|| ||Ric Wheeler <rwheeler-AT-redhat.com> |
|| ||david-AT-lang.hm |
|| ||Re: raid is dangerous but that's secret (was Re: [patch] ext2/3:
document conditions when reliable operation is possible) |
|| ||Sun, 30 Aug 2009 10:12:06 -0400|
|| ||Pavel Machek <pavel-AT-ucw.cz>, Theodore Tso <tytso-AT-mit.edu>,
NeilBrown <neilb-AT-suse.de>, Rob Landley <rob-AT-landley.net>,
Florian Weimer <fweimer-AT-bfk.de>,
Goswin von Brederlow <goswin-v-b-AT-web.de>,
kernel list <linux-kernel-AT-vger.kernel.org>,
Andrew Morton <akpm-AT-osdl.org>, mtk.manpages-AT-gmail.com,
|| ||Article, Thread
On 08/30/2009 08:55 AM, firstname.lastname@example.org wrote:
> On Sun, 30 Aug 2009, Pavel Machek wrote:
>>>> From: Theodore Tso <email@example.com>
>>> To use your ABS brakes analogy, just becase it's not safe to rely on
>>> ABS brakes if the "check brakes" light is on, that doesn't justify
>>> writing something alarmist which claims that ABS brakes don't work
>>> 100% of the time, don't use ABS brakes, they're broken!!!!

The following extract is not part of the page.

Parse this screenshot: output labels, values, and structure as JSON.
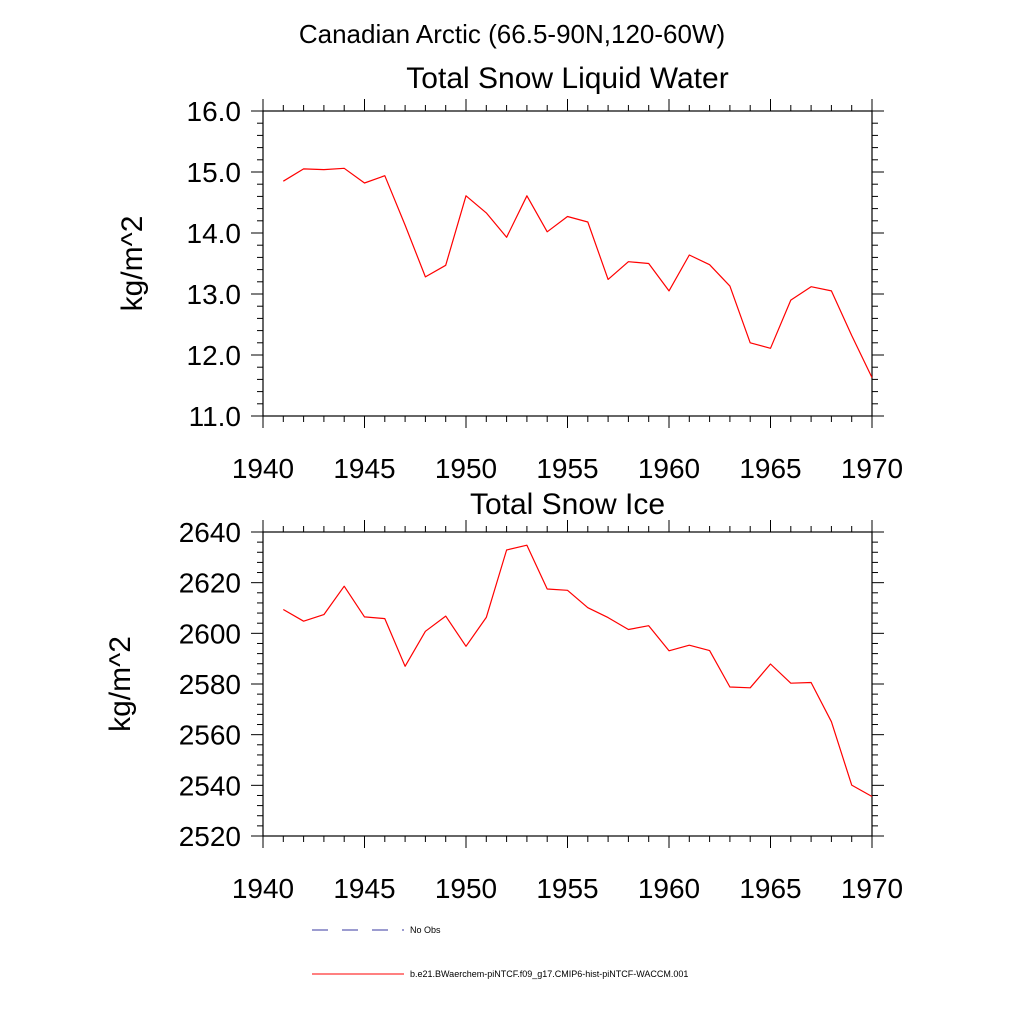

>> If it only was this simple. We don't have 'check brakes' (aka
>> 'journalling ineffective') warning light. If we had that, I would not
>> have problem.
>> It is rather that your ABS brakes are ineffective if 'check engine'
>> (RAID degraded) is lit. And yes, running with 'check engine' for
>> extended periods may be bad idea, but I know people that do
>> that... and I still hope their brakes work (and believe they should
>> have won suit for damages should their ABS brakes fail).
> the 'RAID degraded' warning says that _anything_ you put on that block
> device is at risk. it doesn't matter if you are using a filesystem with a
> journal, one without, or using the raw device directly.
> David Lang
The easiest way to lose your data in Linux - with RAID, without RAID, S-ATA
or SAS - is to run with the write cache enabled.
If you compare the size of even a large RAID stripe it will be measured in
KB and as this thread has mentioned already, you stand to have damage to
just one stripe (or even just a disk sector or two).
If you lose power with the write caches enabled on that same 5 drive RAID
set, you could lose as much as 5 * 32MB of freshly written data on a power
loss (16-32MB write caches are common on s-ata disks these days).
For MD5 (and MD6), you really must run with the write cache disabled until
we get barriers to work for those configurations.
It would be interesting for Pavel to retest with the write cache
enabled/disabled on his power loss scenarios with multi-drive RAID.